Если попадется один лобан, значит, жди второго: лобаны умеют завлекать в сети своих собратьев. Самое трудное — поймать первого лобана, но еще важнее, чтобы он был жирный, здоровенный, игривый — другими словами, мог бы служить хорошим подсадным. Вот этого-то первого, подсадного лобана, именуемого по-итальянски richiamo, «приманный», отпускают обратно в море, привязав на веревку — достаточно длинную, чтобы он мог без помех плавать внутри сети, но достаточно короткую, чтобы он не приближался к ее стенкам.
Как и другие юноши из Порто-Манакоре, Франческо частенько бегал к трабукко и поэтому без труда представлял себе сейчас все перипетии лова.
Вот-вот появится (или уже появился) второй лобан, подплывет к первому, тому, что на веревочке, другими словами, к подсадному, и буквально прилепится к нему чуть позади, так что голова его придется на уровне спинных плавников первого, совсем так, как во время гонок велосипедист катит впритирку к лидеру, чуть не касаясь своим передним колесом его заднего. Второй лобан выписывает те же круги, что и первый, те же овалы, зигзаги, завитушки, заплывает вслед за ним под камни, вместе с ним возвращается в центр сети, прямо под ноги сигнальщику, точно приклеенный, то замедляя, то ускоряя ход, в зависимости от поведения подсадного.
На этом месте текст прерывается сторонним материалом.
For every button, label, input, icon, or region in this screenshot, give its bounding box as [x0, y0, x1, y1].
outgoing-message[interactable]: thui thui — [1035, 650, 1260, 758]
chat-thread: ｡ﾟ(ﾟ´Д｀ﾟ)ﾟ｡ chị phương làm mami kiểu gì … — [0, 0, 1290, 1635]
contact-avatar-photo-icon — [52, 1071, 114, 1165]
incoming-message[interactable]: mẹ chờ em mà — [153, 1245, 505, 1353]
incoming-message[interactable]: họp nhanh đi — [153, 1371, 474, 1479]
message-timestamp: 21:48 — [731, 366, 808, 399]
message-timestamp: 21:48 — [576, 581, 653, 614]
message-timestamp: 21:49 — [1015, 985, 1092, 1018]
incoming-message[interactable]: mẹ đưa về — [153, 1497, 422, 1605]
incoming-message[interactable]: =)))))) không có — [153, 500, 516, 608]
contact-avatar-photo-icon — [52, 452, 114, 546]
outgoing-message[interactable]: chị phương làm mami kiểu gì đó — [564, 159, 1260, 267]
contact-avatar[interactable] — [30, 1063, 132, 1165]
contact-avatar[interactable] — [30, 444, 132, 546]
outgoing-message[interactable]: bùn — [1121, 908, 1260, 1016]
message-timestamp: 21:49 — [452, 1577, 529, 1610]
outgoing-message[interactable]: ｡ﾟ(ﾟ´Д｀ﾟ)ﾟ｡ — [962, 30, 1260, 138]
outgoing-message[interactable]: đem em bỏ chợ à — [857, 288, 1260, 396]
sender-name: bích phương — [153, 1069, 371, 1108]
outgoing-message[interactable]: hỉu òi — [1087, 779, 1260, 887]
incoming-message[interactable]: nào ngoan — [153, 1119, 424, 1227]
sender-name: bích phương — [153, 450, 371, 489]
Тут откуда ни возьмись появится третий лобан, прилепится ко второму так, что голова его придется на уровне спинных плавников второго. А потом четвертый, пятый, потом целый косяк лобанов, и они тоже будут колесом кружить по следу подсадного, без конца выписывая такие же круги, овалы, зигзаги, завитушки.
Тут уж сигнальщик должен знать и решать в мгновение ока, сжавши весь свой жизненный опыт рыбака на трабукко в единое слово, и бросить его в нужный момент: «Эй, давай, давай!» — и бросить не раньше, чем все замешкавшиеся рыбины присоединятся к косяку — да, поди угадай, все ли присоединились или нет? — но и не дай бог запоздать, а то подсадной, ослабев от бессмысленного своего верчения, вдруг вяло остановится под ногами сигнальщика, бессильно повиснув на веревке, и тогда весь косяк распадется; сигнальщик не успеет еще крикнуть Свое: «Давай, давай!», как все лобаны уже выплывут из сети.
Из отверстия, пробитого зимними прибоями в стенке пещеры, Франческо следит за кругами, что описывает веревка, следуя за движениями подсадного. Сколько рыбы в косяке? В своем воображении Франческо видит огромных черных рыбин с блестящими боками, с плоской, словно приплюснутой башкой, с сильной челюстью, прочерченной белой полоской так, что кажется, будто выпячена нижняя губа. Голова Франческо бессознательно поворачивается справа налево, слева направо, совсем как у сигнальщика, совсем как у двух подручных мальчишек, внимательно следящих за маневрами подсадного. Уж не слишком ли передержал подсадного сигнальщик?!
Тут только Франческо начинает понимать, что он предпочел бы сейчас находиться у трабукко, следить за маневрами косяка и чтобы билось, как бешеное, сердце, и чтобы спирало дух в ожидании, когда сигнальщик крикнет свое «Давай, давай!», повинуясь которому послушно захлопнется пасть сети, и рыбаки бросятся к воротам, а он тоже бросится им помогать — словом, предпочел бы быть там, а не ждать в этой пещере свою возлюбленную.
Но тут же он гонит эту мысль, столь недостойную той страсти, которой он так горд.
Он отходит от пролома. Оборачивается. Донна Лукреция шагает по песку, прямая, высокая, в платье с длинными рукавами, с закрытым воротом, вся повитая ослепительным светом солнца-льва. Она входит в пещеру.